Revival House: 'Bigger Than Life'
Nicholas Ray's classic needs to find its way to DVD

Thanks to an email from my friend Matthew Kiernan, I don't have to ask this question anymore: Why oh why is Nicholas Ray's "Bigger than Life" not on DVD? Finally! It's getting the Criterion treatment next year.
A movie that never even found its way to VHS either, "Bigger than Life" is one Ray’s most interesting, sociologically damning and in a word, craziest pictures. It also boasts one of cinema’s most horrifying fathers, James Mason’s Ed Avery. It's Sirk by way of "The Shining" -- a good thing.

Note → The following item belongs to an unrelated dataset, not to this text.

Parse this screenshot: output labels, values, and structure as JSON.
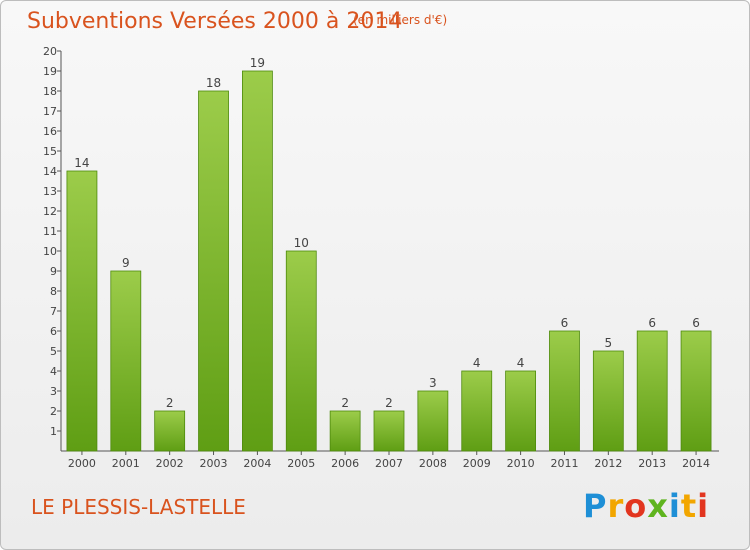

A picture perfect 1950’s schoolteacher at first, his personality changes drastically after discovering he’s suffering from a potentially fatal illness. He becomes a guinea pig to the new drug cortisone and essentially, loses his marbles. Like many drugs, it’s wonderful at first -- he feels better -- but the side effects are worse than anything you’ll hear listed during a Lipitor, Zoloft or Wellbutrin commercial. It’s not that he loses his sex drive (though that’s not addressed in the picture) no, he turns into a megalomaniacal psychopath with murder on his mind -- chiefly the murder of his little son.
Shot in bold, brilliant color and beautifully composed (the shots of Mason lording over his son in shadow are especially powerful), the father-as-God story is horrifying but in the end, incredibly sad. A terrifically dark explication of the cookie cutter 1950’s family (was anyone really that perfect little cookie? Of course not.) and an interesting early indictment on prescription drugs, the picture was not surprisingly, a massive flop upon release. The whole daddy’s gonna kill you aspect was more than likely tough going for audiences taking in those glorious Technicolor frames. And that line: "God was wrong!" it sticks with you forever.
I've seen the picture at film festivals, revival houses and it pops up frequently on the Fox Movie Channel, but if you ever have a chance to watch Ray's masterwork, writ-large, run, don't walk to the cinema. It's a mind bending, psycho, splendiferous experience.